Segundo o TCE, o Controle Interno da Câmara apurou que “a então servidora Deise Gambarine Soares Novais abordava outros servidores e, ao argumento de estar em dificuldades financeiras, “pedia emprestado” o cartão dos demais funcionários e “sacava” uma quantia, informando que faria o desconto posterior em seu contracheque. Ao final, ela se apropriava do montante e não fazia os devidos descontos, deixando o prejuízo para a Câmara”.
De acordo com o colegiado, “a fraude aconteceu entre os anos de 2022 e 2024, sendo a ex-servidora responsável por gerar as folhas de pagamento do tíquete alimentação, um sistema que só ela tinha acesso”.
“A narrativa e os documentos que subsidiam estes autos evidenciam que a atuação da Sra. Deise Gambarine Soares Novais, then servidora da Câmara Municipal de Montanha à época dos fatos, foi determinante para a consecução da irregularidade, restando inviável eximi-la das responsabilidades decorrentes de seus atos, imputando a esta o ressarcimento aos cofres públicos do dano despendido”, disse o conselheiro Davi Diniz, relator do processo.
Segundo o TCE, “a própria servidora confessou seus atos no depoimento de interrogatório, o que se materializa como prova robusta do desvio feito por ela, sem que houvesse a participação de outros agentes. Tendo sido citada para se defender no TCE-ES, verificou-se que não houve manifestação. Dessa forma, ela foi declarada revel”.

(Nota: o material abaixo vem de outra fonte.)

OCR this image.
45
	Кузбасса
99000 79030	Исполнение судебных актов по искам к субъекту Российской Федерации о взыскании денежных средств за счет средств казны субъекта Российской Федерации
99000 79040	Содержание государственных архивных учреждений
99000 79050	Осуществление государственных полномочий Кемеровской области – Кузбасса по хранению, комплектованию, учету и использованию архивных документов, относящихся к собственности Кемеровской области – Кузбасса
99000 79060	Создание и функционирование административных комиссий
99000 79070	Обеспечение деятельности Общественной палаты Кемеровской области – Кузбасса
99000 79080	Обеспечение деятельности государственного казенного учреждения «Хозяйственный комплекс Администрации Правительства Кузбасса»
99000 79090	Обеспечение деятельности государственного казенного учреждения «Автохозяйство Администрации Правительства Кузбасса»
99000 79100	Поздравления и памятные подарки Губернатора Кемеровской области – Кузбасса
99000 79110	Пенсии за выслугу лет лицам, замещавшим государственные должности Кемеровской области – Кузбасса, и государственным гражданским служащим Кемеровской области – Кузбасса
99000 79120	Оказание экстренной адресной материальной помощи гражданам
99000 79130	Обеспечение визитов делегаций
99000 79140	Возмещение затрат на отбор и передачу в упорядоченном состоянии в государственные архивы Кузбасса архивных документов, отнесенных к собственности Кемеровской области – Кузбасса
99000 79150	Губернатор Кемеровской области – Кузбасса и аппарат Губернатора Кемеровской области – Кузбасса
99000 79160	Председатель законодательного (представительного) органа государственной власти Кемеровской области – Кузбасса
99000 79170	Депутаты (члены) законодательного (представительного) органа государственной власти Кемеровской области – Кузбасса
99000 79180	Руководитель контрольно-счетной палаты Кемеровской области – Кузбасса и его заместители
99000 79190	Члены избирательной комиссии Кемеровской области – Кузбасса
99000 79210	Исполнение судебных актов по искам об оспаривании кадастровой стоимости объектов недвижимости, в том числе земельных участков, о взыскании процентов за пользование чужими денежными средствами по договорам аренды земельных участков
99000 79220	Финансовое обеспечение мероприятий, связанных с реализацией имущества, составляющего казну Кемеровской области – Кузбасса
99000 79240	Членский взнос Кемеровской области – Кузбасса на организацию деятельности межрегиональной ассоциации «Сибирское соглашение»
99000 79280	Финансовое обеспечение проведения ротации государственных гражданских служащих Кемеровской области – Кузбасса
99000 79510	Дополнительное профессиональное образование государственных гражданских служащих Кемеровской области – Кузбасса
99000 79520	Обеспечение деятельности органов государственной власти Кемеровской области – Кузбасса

O desvio, segundo o TCE, “chegou a R$ 106.661,36, equivalente a 24.881,80 Valor de Referência do Tesouro Estadual (VRTE). Este valor terá que ser totalmente ressarcido aos cofres municipais. Além disso, a ex-servidora foi condenada a pagar uma multa que passa dos R$ 100 mil – 100% do valor atualizado do dano causado ao erário”, informou.
Conforme o TCE, “a ex-servidora também foi penalizada com a inabilitação para o exercício de cargo em comissão ou função de confiança. Assim, ela não poderá ser contratada como servidora comissionada pelos próximos cinco anos. A decisão foi unânime, seguindo o relator do processo”. Dessa decisão ainda cabe recurso.
A reportagem tenta contato com a servidora citada pelo TCE. O espaço segue aberto para manifestação.